Non è un caso se Miuccia Prada e Raf Simons (nuovo co-designer) hanno proposto e supportato di buon grado un’intervista con domande dal pubblico, a seguito della loro prima sfilata insieme. Lo stesso si applica per Valentino, sotto la guida di Pier Paolo Piccioli: dapprima lo sviluppo di una capsule collection visibile sul videogioco Animal Crossing, e in seguito la campagna “Valentino Empathy” (basata su fotografie autoprodotte da modelle e modelli, in modo da poter donare il budget degli shooting all’Ospedale Spallanzani di Roma) sono solo alcuni dei segni di una nuova sensibilità da parte dei brand. Sensibilità che si manifesta tendenzialmente in canali già noti – pubblicazioni e social – ma non solo. L’aspetto tecnologico di questa svolta ha acquisito un peso non indifferente: tra sfilate digitali, avatar e collezioni presentate sotto forma di videogiochi, sembra che la moda si sia proiettata nell’iperspazio. Come ogni cambiamento, anche quello portato dal 2020 ha dei tempi tecnici per essere assimilato, fruito ed apprezzato da tutti. Tanti marchi hanno scelto di continuare con sfilate più dimesse, a porte chiuse o semplicemente videoregistrate. La prospettiva di presentare collezioni nuove con un minor numero di indumenti sample, sostituiti dai corrispettivi digitali, rimane comunque un ottimo proposito e un campo di sperimentazione.
La moda a basso costo – non ambientale né sociale
Tutt’altro che trascurabile, tocchiamo infine il tasto dolente: cosa è cambiato per chi produce fast fashion e abbigliamento di grande distribuzione. Lo sguardo alle realtà di lusso e italiane non serve a distoglierci dal prendere coscienza di cosa è successo nei Paesi in cui già prima della pandemia erano perpetrate diverse forme di sfruttamento.
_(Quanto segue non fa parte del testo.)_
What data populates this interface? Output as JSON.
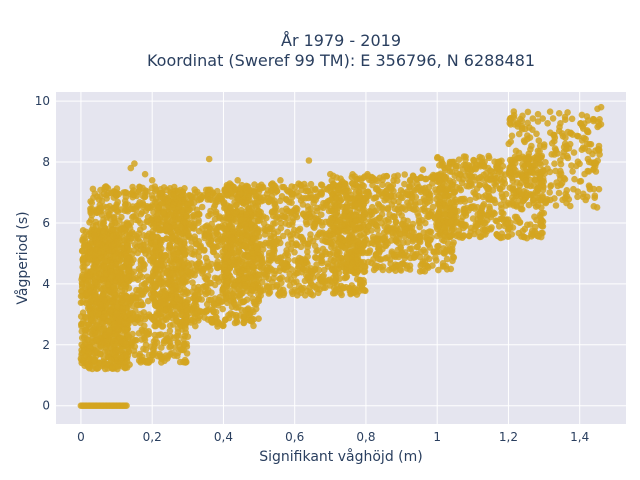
{
  "chart_data": {
    "type": "scatter",
    "title_line1": "År 1979 - 2019",
    "title_line2": "Koordinat (Sweref 99 TM): E 356796, N 6288481",
    "xlabel": "Signifikant våghöjd (m)",
    "ylabel": "Vågperiod (s)",
    "xlim": [
      -0.07,
      1.53
    ],
    "ylim": [
      -0.6,
      10.3
    ],
    "xticks": [
      0,
      0.2,
      0.4,
      0.6,
      0.8,
      1,
      1.2,
      1.4
    ],
    "xtick_labels": [
      "0",
      "0,2",
      "0,4",
      "0,6",
      "0,8",
      "1",
      "1,2",
      "1,4"
    ],
    "yticks": [
      0,
      2,
      4,
      6,
      8,
      10
    ],
    "ytick_labels": [
      "0",
      "2",
      "4",
      "6",
      "8",
      "10"
    ],
    "grid": true,
    "marker_color": "#d4a420",
    "plot_bg": "#e5e5ef",
    "gridline_color": "#ffffff",
    "series": [
      {
        "point_clouds": [
          {
            "x_range": [
              0,
              0.14
            ],
            "y_range": [
              1.2,
              5.8
            ],
            "count": 700
          },
          {
            "x_range": [
              0.02,
              0.3
            ],
            "y_range": [
              1.4,
              7.2
            ],
            "count": 900
          },
          {
            "x_range": [
              0.2,
              0.5
            ],
            "y_range": [
              2.6,
              7.1
            ],
            "count": 900
          },
          {
            "x_range": [
              0.4,
              0.8
            ],
            "y_range": [
              3.6,
              7.3
            ],
            "count": 900
          },
          {
            "x_range": [
              0.7,
              1.05
            ],
            "y_range": [
              4.4,
              7.6
            ],
            "count": 700
          },
          {
            "x_range": [
              1.0,
              1.3
            ],
            "y_range": [
              5.5,
              8.2
            ],
            "count": 500
          },
          {
            "x_range": [
              1.2,
              1.46
            ],
            "y_range": [
              6.5,
              9.7
            ],
            "count": 250
          }
        ],
        "zero_band": {
          "x_range": [
            0,
            0.13
          ],
          "y": 0
        },
        "outliers": [
          [
            0.07,
            7.2
          ],
          [
            0.08,
            6.3
          ],
          [
            0.1,
            6.6
          ],
          [
            0.12,
            7.0
          ],
          [
            0.14,
            7.8
          ],
          [
            0.15,
            7.95
          ],
          [
            0.18,
            7.6
          ],
          [
            0.2,
            7.4
          ],
          [
            0.36,
            8.1
          ],
          [
            0.44,
            7.4
          ],
          [
            0.5,
            7.2
          ],
          [
            0.56,
            7.4
          ],
          [
            0.64,
            8.05
          ],
          [
            0.7,
            7.6
          ],
          [
            0.74,
            7.3
          ],
          [
            0.96,
            7.75
          ],
          [
            1.08,
            7.9
          ],
          [
            1.17,
            8.0
          ],
          [
            1.23,
            8.3
          ],
          [
            1.28,
            8.2
          ],
          [
            1.3,
            8.5
          ],
          [
            1.33,
            8.8
          ],
          [
            1.36,
            8.8
          ],
          [
            1.38,
            8.9
          ],
          [
            1.41,
            9.1
          ],
          [
            1.44,
            9.4
          ],
          [
            1.45,
            9.75
          ],
          [
            1.46,
            9.8
          ],
          [
            0.01,
            1.6
          ],
          [
            0.0,
            1.55
          ]
        ]
      }
    ]
  }
}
Già a partire da marzo 2020, molte compagnie di abbigliamento low cost avevano deciso di interrompere i pagamenti per la merce in fase di produzione: merce che non sarebbe mai finita nei negozi a causa del lockdown. Anche in questo caso, la situazione problematica ha portato i nodi al pettine, poiché è pratica comune per le compagnie di GDO pagare gli operai tessili da 1 a 3 mesi dopo la consegna dei prodotti. Il valore del lavoro non retribuito è stato stimato intorno ai 40 miliardi di dollari.
Grazie ad associazioni come Clean Clothes Campaign, Re/make altre ONG presenti sul territorio – in Asia, principalmente Bangladesh – è stato possibile avviare la campagna #PayUp, diventata virale in breve tempo. Questo ha permesso di recuperare circa 15 milioni di dollari . Quel che è peggio è che anche ammettendo il debito di queste compagnie (la lista completa si può trovare qui) , la situazione asiatica è più critica che mai. I brand di fast fashion sono tornati a dare lavoro alle factories con budget ancora più bassi e prezzi ancor più concorrenziali del passato, fornendo nuovo impulso al loop di miseria e dipendenza. PayUp intende rimanere come progetto di attivismo con l’obiettivo di valutare l’operato dei brand e rendere partecipi i consumatori, affinché sia chiaro che con i nostri acquisti siamo potenziali complici di un’industria fondata sull’abuso e sulla speculazione.
Nonostante questo genere di iniziative, il 2020 è testimone di tanti altri scenari, primo tra tutti la correlazione tra le manifatture di fast fashion e il genocidio culturale degli Uiguri, un’etnia turcofona di religione islamica che vive nel nord-ovest della Cina. Nei cosiddetti campi di “ricondizionamento”, i cittadini cinesi Uiguri lavorano forzatamente per numerosi marchi occidentali, in condizioni disumane e in totale prigionia. Come riportano Valori.it e Campagna Abiti Puliti, “rimuovere in modo definitivo i gravissimi abusi è difficile. É necessario che i marchi che si approvvigionano di materie prime provenienti dalla regione dello XUAR cessino i loro rapporti commerciali con quei fornitori. Questo fronte si salda con la richiesta al governo, rafforzata da una petizione, che i fondi pubblici utilizzati per la ripressa dalla crisi per coronavirus vadano a società rispettose delle persone e senza una sede in paradisi fiscali.”